I understand that some people are called to enter the political realm. Others are called to be preachers. Physicians. Missionaries. John and I always thought we'd have some big calling on our lives. We thought we'd be overseas somewhere serving medically on the mission field.
But God had other ideas. He has called us, to right here, right now, on this farm, serving our local community in the midst of a pandemic. I never thought God would tell me to remain on social media and continue to speak the actual truth. Not "my" truth. But the "actual" truth as we are currently seeing it in a rural ER in East TN. John is on the front lines of a pandemic. But even more than that, we feel called to allow people to come to our farm for respite and refuge and retreat. To get rejuvenated. Reequipped. Loved. Hugged. Jesus-filled.
While the country and world has many problems, I do think that if we all focused on loving our neighbor AS OURSELVES things would be much better. I truly feel that Republicans think that they can't love Democrats. And vice versa. And this makes me sad. I don't feel it was like this twenty years ago. I truly felt like everything has gotten worse in the last twenty years. How can we be MORE racist now than we were twenty years ago? How can we love our neighbors LESS than we did twenty years ago? How have things gotten so much worse?
Lack of following the Word of God?
All of the above?
I feel that sin has created a huge divide.
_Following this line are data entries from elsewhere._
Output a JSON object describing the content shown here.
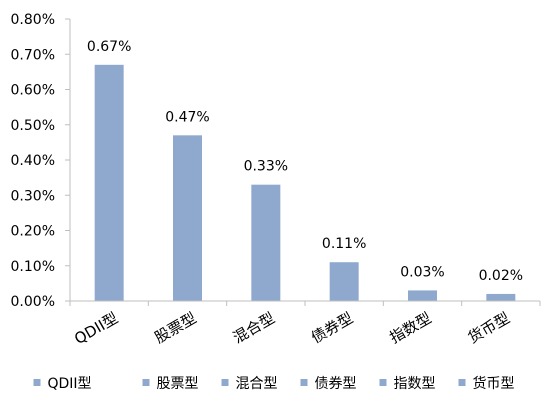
{
  "chart_data": {
    "type": "bar",
    "categories": [
      "QDII型",
      "股票型",
      "混合型",
      "债券型",
      "指数型",
      "货币型"
    ],
    "values": [
      0.67,
      0.47,
      0.33,
      0.11,
      0.03,
      0.02
    ],
    "data_labels": [
      "0.67%",
      "0.47%",
      "0.33%",
      "0.11%",
      "0.03%",
      "0.02%"
    ],
    "yticks": [
      {
        "value": 0.0,
        "label": "0.00%"
      },
      {
        "value": 0.1,
        "label": "0.10%"
      },
      {
        "value": 0.2,
        "label": "0.20%"
      },
      {
        "value": 0.3,
        "label": "0.30%"
      },
      {
        "value": 0.4,
        "label": "0.40%"
      },
      {
        "value": 0.5,
        "label": "0.50%"
      },
      {
        "value": 0.6,
        "label": "0.60%"
      },
      {
        "value": 0.7,
        "label": "0.70%"
      },
      {
        "value": 0.8,
        "label": "0.80%"
      }
    ],
    "ylim": [
      0,
      0.8
    ],
    "title": "",
    "xlabel": "",
    "ylabel": "",
    "grid": false,
    "legend_position": "bottom",
    "x_tick_label_rotation": "angled",
    "legend": [
      "QDII型",
      "股票型",
      "混合型",
      "债券型",
      "指数型",
      "货币型"
    ],
    "colors": {
      "bar": "#8EA9CD",
      "axis": "#BFBFBF",
      "text": "#000000"
    }
  }
}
I pray our country doesn't break into pieces, but I fear it will.
And if does, I hope John and I will continue to be on our 96-aces ... loving people. Loving Jesus. And loving the whole wide world.
Again, I hope some day, I look back on this post and think: that was when everything turned around for good. We feared bad but good was right around the corner.
I pray that is the case. But right now, it feels like this has been a year of just plain ... bad.
And that it might only get worse.
But in the end John 12:46 says: "I have come into the world as light, so that whoever believes in me may not remain in darkness. If anyone hears my words and does not keep them, I do not judge him, for I did not come to judge the world but to save the world. The one who rejects me and does not receive my words has a judge; the word that I have spoken with judge him on the last day."
Here are some videos of our puppies:
Saturday, January 9th at 9:50am (First puppy is born -- long Facebook live video)
Saturday 6:59pm (She ends with eight -- Facebook video)
Saturday evening! (Facebook video)
Saturday evening! (Right before bed)
Tomorrow morning I will take them in for their first vet appt. Our world may be in a mess right now. Our country may be in a mess. And it can be disheartening. But somehow, puppies help. Just a little bit.